Sat, 24 Aug 2002 15:29:03 -0400

[Eric S. Raymond]
> (Copied to Paul Graham.  Paul, this is the mailing list of the Python
> maintainers.  I thought you'd find the bits about lexical analysis in
> bogofilter interesting.  Pythonistas, Paul is one of the smartest and
> sanest people in the LISP community, as evidenced partly by the fact
> that he hasn't been too proud to learn some lessons from Python :-).
> It would be a good thing for some bridges to be built here.)

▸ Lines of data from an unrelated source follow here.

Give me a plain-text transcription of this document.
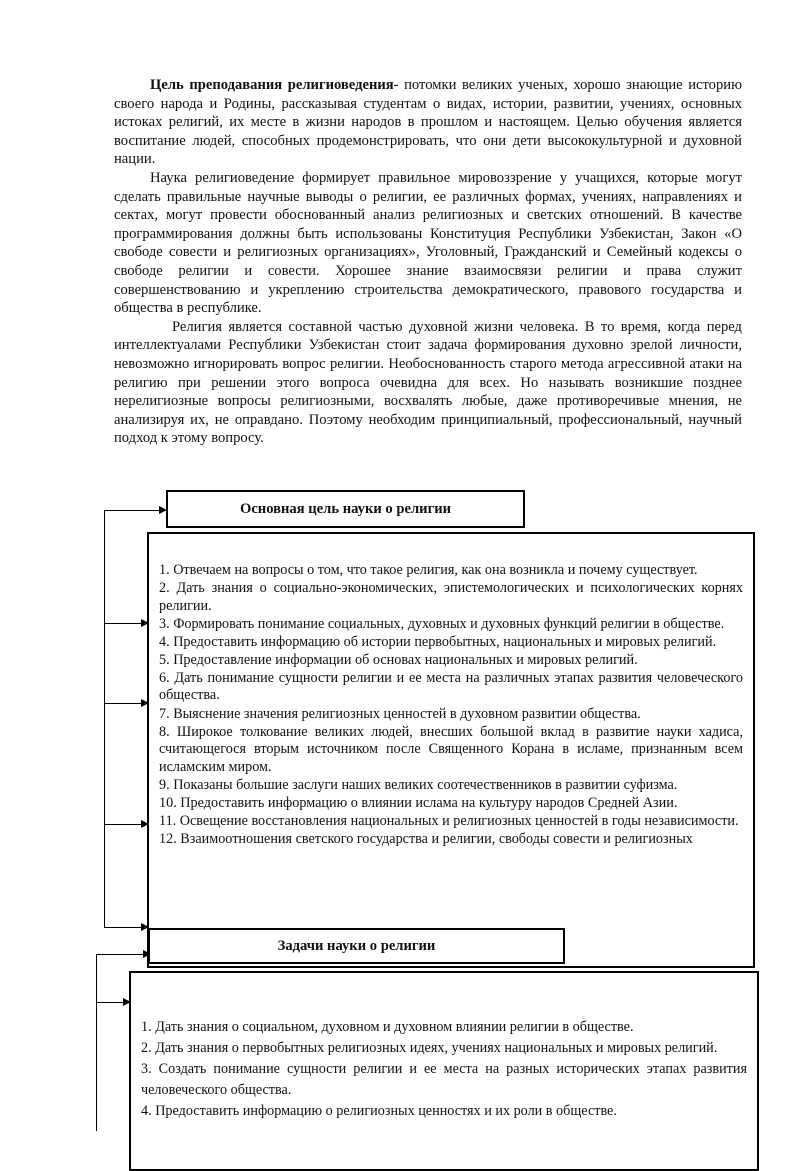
Цель преподавания религиоведения- потомки великих ученых, хорошо знающие историю своего народа и Родины, рассказывая студентам о видах, истории, развитии, учениях, основных истоках религий, их месте в жизни народов в прошлом и настоящем. Целью обучения является воспитание людей, способных продемонстрировать, что они дети высококультурной и духовной нации.

Наука религиоведение формирует правильное мировоззрение у учащихся, которые могут сделать правильные научные выводы о религии, ее различных формах, учениях, направлениях и сектах, могут провести обоснованный анализ религиозных и светских отношений. В качестве программирования должны быть использованы Конституция Республики Узбекистан, Закон «О свободе совести и религиозных организациях», Уголовный, Гражданский и Семейный кодексы о свободе религии и совести. Хорошее знание взаимосвязи религии и права служит совершенствованию и укреплению строительства демократического, правового государства и общества в республике.

Религия является составной частью духовной жизни человека. В то время, когда перед интеллектуалами Республики Узбекистан стоит задача формирования духовно зрелой личности, невозможно игнорировать вопрос религии. Необоснованность старого метода агрессивной атаки на религию при решении этого вопроса очевидна для всех. Но называть возникшие позднее нерелигиозные вопросы религиозными, восхвалять любые, даже противоречивые мнения, не анализируя их, не оправдано. Поэтому необходим принципиальный, профессиональный, научный подход к этому вопросу.

1. Отвечаем на вопросы о том, что такое религия, как она возникла и почему существует.
2. Дать знания о социально-экономических, эпистемологических и психологических корнях религии.
3. Формировать понимание социальных, духовных и духовных функций религии в обществе.
4. Предоставить информацию об истории первобытных, национальных и мировых религий.
5. Предоставление информации об основах национальных и мировых религий.
6. Дать понимание сущности религии и ее места на различных этапах развития человеческого общества.
7. Выяснение значения религиозных ценностей в духовном развитии общества.
8. Широкое толкование великих людей, внесших большой вклад в развитие науки хадиса, считающегося вторым источником после Священного Корана в исламе, признанным всем исламским миром.
9. Показаны большие заслуги наших великих соотечественников в развитии суфизма.
10. Предоставить информацию о влиянии ислама на культуру народов Средней Азии.
11. Освещение восстановления национальных и религиозных ценностей в годы независимости.
12. Взаимоотношения светского государства и религии, свободы совести и религиозных
Основная цель науки о религии
1. Дать знания о социальном, духовном и духовном влиянии религии в обществе.
2. Дать знания о первобытных религиозных идеях, учениях национальных и мировых религий.
3. Создать понимание сущности религии и ее места на разных исторических этапах развития человеческого общества.
4. Предоставить информацию о религиозных ценностях и их роли в обществе.
Задачи науки о религии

Hi, Paul!  I believe Eric copied you on some concerns I had about the
underpinnings of the algorithm, specifically about the final "is it spam?"
computation.

Looking at your links, I bet you got the formula from here:

    http://www.mathpages.com/home/kmath267.htm

If so, the cause of the difficulty is that you inherited a subtle (because
unstated) assumption from that writeup:

    I would suggest that we assume symmetry between "y" and "n".  In
    other words, assume that probability of predicting correctly is the
    same regardless of whether the correct answer is "y" or "n".

That part's fine.

    This implies p0=p7, p1=p6, p2=p5, and p3=p4,

But that part doesn't follow from *just* the stated assumptions:  note that
those four equalities imply that

    p0+p2+p4+p6 = p7+p5+p3+p1

But the left-hand side of that is the probability that event X does not
occur (it's all the rows with 'n' in the 'R' column), and the right-hand
side is the probability that event X does occur (it's all the rows with 'y'
in the 'R' column).  In other words, this derivation also makes the
stronger-- and unstated --assumption that X occurs with probability 1/2.
The ultimate formula given on that page is correct if P(X)=0.5, but turns
out it's wrong if P(X) isn't 0.5.

Reality doesn't care how accurate Smith and Jones are, X occurs with its own
probability regardless of what they think.  Picture an extreme:  suppose
reality is such that X *always* occurs.  Then p0 must be 0, and so must p2,
p4 and p6 (the rows with 'n' in the R column can never happen if R is always
'y').  But then p0+p2+p4+p6 is 0 too, and the equality above implies
p7+p5+p3+p1 is also 0.  We reach the absurd conclusion that if X always
occurs, the probability that X occurs is 0.  As approximations to 1 go, 0
could stand some improvement <wink>.

The math is easy enough to repair, but it may percolate into other parts of
your algorithm.  Chiefly, I *suspect* you found you needed to boost the
"good count" by a factor of 2 because you actually have substantially more
non-spam than spam in your inbox, and the scoring step was favoring "spam"
more than it should have by virtue of neglecting to correct for that your
real-life P(spam) is significantly less than 0.5 (although your training
corpora had about the same number of spams as non-spams, so that P(spam)=0.5
was aprroximately true across your *training* data -- that's another
complication).

Makes sense?  Once our testing setup is trustworthy, I'll try it both ways
and report on results.  In the meantime, it's something worth pondering.